Prison also taught me how broken the “justice” system is today in the U.S. I met countless fellow inmates who were in prison simply because they could not afford to fight. They took plea deals because they had no other good options. My own case cost me over $50 million in legal fees. Any legal system that requires spending a fortune to defend yourself is not a legal system at all—it’s a prosecution system. It’s no wonder there is a 97% conviction rate in the U.S. Very few people can afford to stand up to the federal government’s prosecution machine.
I also saw the devastating effects that the over-criminalization of drug use has on African-American and Latino families. Well over half of the inmates at FPC Montgomery were there on some kind of drug charge. Some of the sentences were extraordinarily harsh—25 years for marijuana trafficking—when some states have legalized marijuana. These are good people whose lives are being thrown away because some people in Congress believe that harsh sentencing somehow can reduce drug use. There has been no evidence that this is the case, yet harsh drug sentences are still being handed down.
In prison, I also learned how commanding and obeying are two sides of the same coin. You cannot be a good commander unless you know how to obey. At FPC Montgomery, there are 1,001 rules and they are changing every day. I enjoyed the challenge of attempting to follow
all the rules all the time. If you succeeded in following all these rules, which was no easy feat, the camp treated you well. Most importantly, you must be able to obey yourself.
If you cannot command yourself to achieve a certain objective, to behave in a certain way, then you will wind up being forced to obey someone else. Obeying and commanding are the critical building blocks of any achievement in life—and prison reinforced this lesson for me in spades.
I also learned the power of how repeatedly doing the same thing over and over again can lead to mastery. By the end of my 21 months, I was one of the longest serving inmates in the Mobile unit at FPC Montgomery. I cleaned toilets up until the very last day before I was released. I did the same thing every day and had the same routine every week. By the end of my 633 days, prison for me was like clockwork: rise at 5.30am, workout for two hours, clean toilets, check email, take a nap, pick-up my mail, read mail, take a walk, sleep, and repeat. For the last year in prison, I only ate on weekends, which made my weekday routine very simple and uninterrupted.

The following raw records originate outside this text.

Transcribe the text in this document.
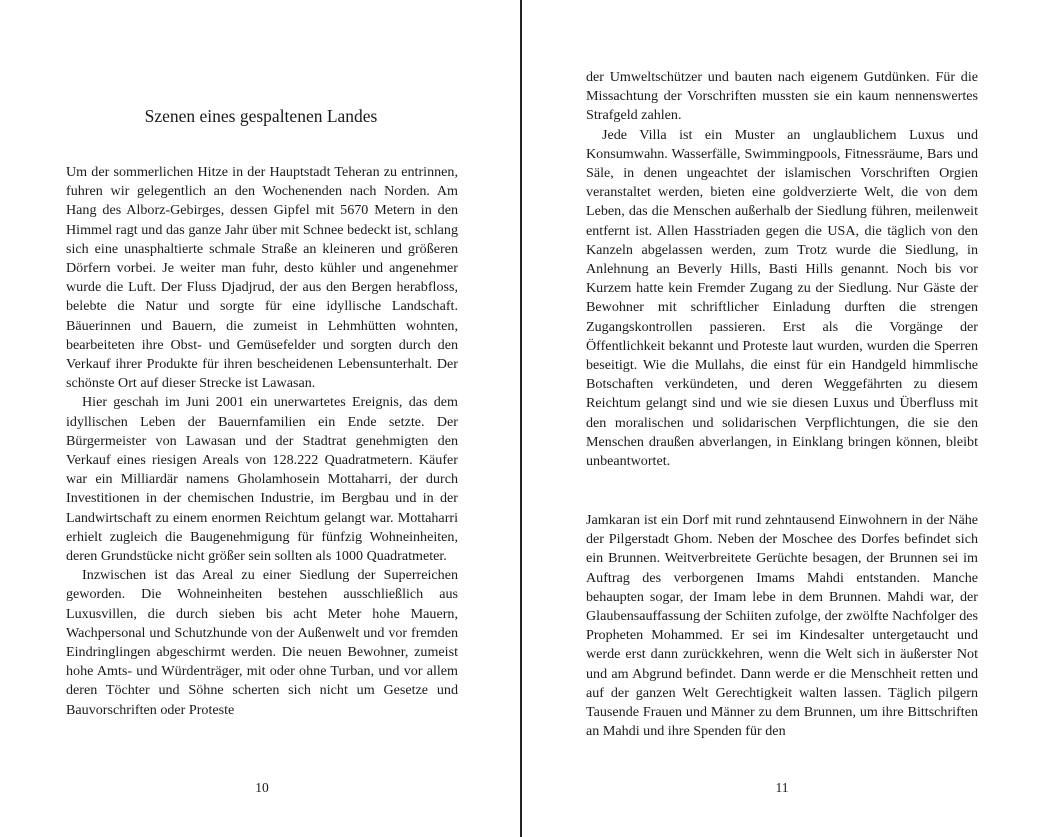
Szenen eines gespaltenen Landes

Um der sommerlichen Hitze in der Hauptstadt Teheran zu entrinnen, fuhren wir gelegentlich an den Wochenenden nach Norden. Am Hang des Alborz-Gebirges, dessen Gipfel mit 5670 Metern in den Himmel ragt und das ganze Jahr über mit Schnee bedeckt ist, schlang sich eine unasphaltierte schmale Straße an kleineren und größeren Dörfern vorbei. Je weiter man fuhr, desto kühler und angenehmer wurde die Luft. Der Fluss Djadjrud, der aus den Bergen herabfloss, belebte die Natur und sorgte für eine idyllische Landschaft. Bäuerinnen und Bauern, die zumeist in Lehmhütten wohnten, bearbeiteten ihre Obst- und Gemüsefelder und sorgten durch den Verkauf ihrer Produkte für ihren bescheidenen Lebensunterhalt. Der schönste Ort auf dieser Strecke ist Lawasan.

Hier geschah im Juni 2001 ein unerwartetes Ereignis, das dem idyllischen Leben der Bauernfamilien ein Ende setzte. Der Bürgermeister von Lawasan und der Stadtrat genehmigten den Verkauf eines riesigen Areals von 128.222 Quadratmetern. Käufer war ein Milliardär namens Gholamhosein Mottaharri, der durch Investitionen in der chemischen Industrie, im Bergbau und in der Landwirtschaft zu einem enormen Reichtum gelangt war. Mottaharri erhielt zugleich die Baugenehmigung für fünfzig Wohneinheiten, deren Grundstücke nicht größer sein sollten als 1000 Quadratmeter.

Inzwischen ist das Areal zu einer Siedlung der Superreichen geworden. Die Wohneinheiten bestehen ausschließlich aus Luxusvillen, die durch sieben bis acht Meter hohe Mauern, Wachpersonal und Schutzhunde von der Außenwelt und vor fremden Eindringlingen abgeschirmt werden. Die neuen Bewohner, zumeist hohe Amts- und Würdenträger, mit oder ohne Turban, und vor allem deren Töchter und Söhne scherten sich nicht um Gesetze und Bauvorschriften oder Proteste

10

der Umweltschützer und bauten nach eigenem Gutdünken. Für die Missachtung der Vorschriften mussten sie ein kaum nennenswertes Strafgeld zahlen.

Jede Villa ist ein Muster an unglaublichem Luxus und Konsumwahn. Wasserfälle, Swimmingpools, Fitnessräume, Bars und Säle, in denen ungeachtet der islamischen Vorschriften Orgien veranstaltet werden, bieten eine goldverzierte Welt, die von dem Leben, das die Menschen außerhalb der Siedlung führen, meilenweit entfernt ist. Allen Hasstriaden gegen die USA, die täglich von den Kanzeln abgelassen werden, zum Trotz wurde die Siedlung, in Anlehnung an Beverly Hills, Basti Hills genannt. Noch bis vor Kurzem hatte kein Fremder Zugang zu der Siedlung. Nur Gäste der Bewohner mit schriftlicher Einladung durften die strengen Zugangskontrollen passieren. Erst als die Vorgänge der Öffentlichkeit bekannt und Proteste laut wurden, wurden die Sperren beseitigt. Wie die Mullahs, die einst für ein Handgeld himmlische Botschaften verkündeten, und deren Weggefährten zu diesem Reichtum gelangt sind und wie sie diesen Luxus und Überfluss mit den moralischen und solidarischen Verpflichtungen, die sie den Menschen draußen abverlangen, in Einklang bringen können, bleibt unbeantwortet.

Jamkaran ist ein Dorf mit rund zehntausend Einwohnern in der Nähe der Pilgerstadt Ghom. Neben der Moschee des Dorfes befindet sich ein Brunnen. Weitverbreitete Gerüchte besagen, der Brunnen sei im Auftrag des verborgenen Imams Mahdi entstanden. Manche behaupten sogar, der Imam lebe in dem Brunnen. Mahdi war, der Glaubensauffassung der Schiiten zufolge, der zwölfte Nachfolger des Propheten Mohammed. Er sei im Kindesalter untergetaucht und werde erst dann zurückkehren, wenn die Welt sich in äußerster Not und am Abgrund befindet. Dann werde er die Menschheit retten und auf der ganzen Welt Gerechtigkeit walten lassen. Täglich pilgern Tausende Frauen und Männer zu dem Brunnen, um ihre Bittschriften an Mahdi und ihre Spenden für den

11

I enjoyed the ascetism at FPC Montgomery. It was a good place to become singularly focused on my mission in life. I had far too many distractions in my life before I checked into prison. After 633 days of focus, I rebuilt my habits so that these distractions are no longer part of my life.

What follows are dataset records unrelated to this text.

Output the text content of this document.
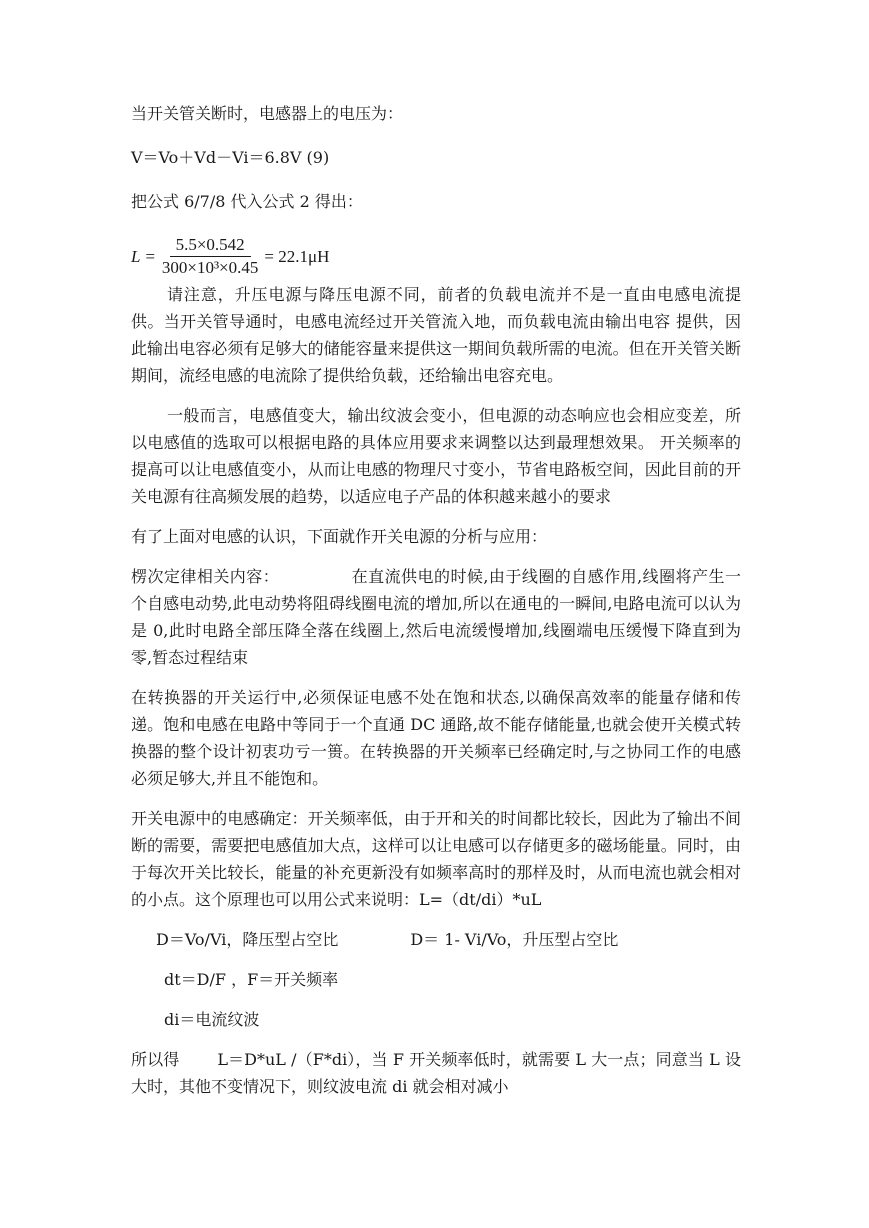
当开关管关断时，电感器上的电压为：

V＝Vo＋Vd－Vi＝6.8V (9)

把公式 6/7/8 代入公式 2 得出：

$L = \frac{5.5\times 0.542}{\text{300×10³×0.45}} = 22.1\mu H$

请注意，升压电源与降压电源不同，前者的负载电流并不是一直由电感电流提供。当开关管导通时，电感电流经过开关管流入地，而负载电流由输出电容 提供，因此输出电容必须有足够大的储能容量来提供这一期间负载所需的电流。但在开关管关断期间，流经电感的电流除了提供给负载，还给输出电容充电。

一般而言，电感值变大，输出纹波会变小，但电源的动态响应也会相应变差，所以电感值的选取可以根据电路的具体应用要求来调整以达到最理想效果。 开关频率的提高可以让电感值变小，从而让电感的物理尺寸变小，节省电路板空间，因此目前的开关电源有往高频发展的趋势，以适应电子产品的体积越来越小的要求

有了上面对电感的认识，下面就作开关电源的分析与应用：

楞次定律相关内容：	在直流供电的时候,由于线圈的自感作用,线圈将产生一个自感电动势,此电动势将阻碍线圈电流的增加,所以在通电的一瞬间,电路电流可以认为是 0,此时电路全部压降全落在线圈上,然后电流缓慢增加,线圈端电压缓慢下降直到为零,暂态过程结束

在转换器的开关运行中,必须保证电感不处在饱和状态,以确保高效率的能量存储和传递。饱和电感在电路中等同于一个直通 DC 通路,故不能存储能量,也就会使开关模式转换器的整个设计初衷功亏一篑。在转换器的开关频率已经确定时,与之协同工作的电感必须足够大,并且不能饱和。

开关电源中的电感确定：开关频率低，由于开和关的时间都比较长，因此为了输出不间断的需要，需要把电感值加大点，这样可以让电感可以存储更多的磁场能量。同时，由于每次开关比较长，能量的补充更新没有如频率高时的那样及时，从而电流也就会相对的小点。这个原理也可以用公式来说明：L=（dt/di）*uL

D＝Vo/Vi，降压型占空比	D＝ 1- Vi/Vo，升压型占空比

dt＝D/F ，F＝开关频率

di＝电流纹波

所以得 L＝D*uL /（F*di），当 F 开关频率低时，就需要 L 大一点；同意当 L 设大时，其他不变情况下，则纹波电流 di 就会相对减小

In prison I spent a lot of time teaching my fellow prisoners about goal setting, stress management, and career planning, and I learned from them in return. The teaching helped me hone the lessons I had learned building and turning around companies. It also brought me joy and inspiration, something I wasn’t sure I would find in prison. I hope the lessons in this book help you find joy, purpose, and success in your own life.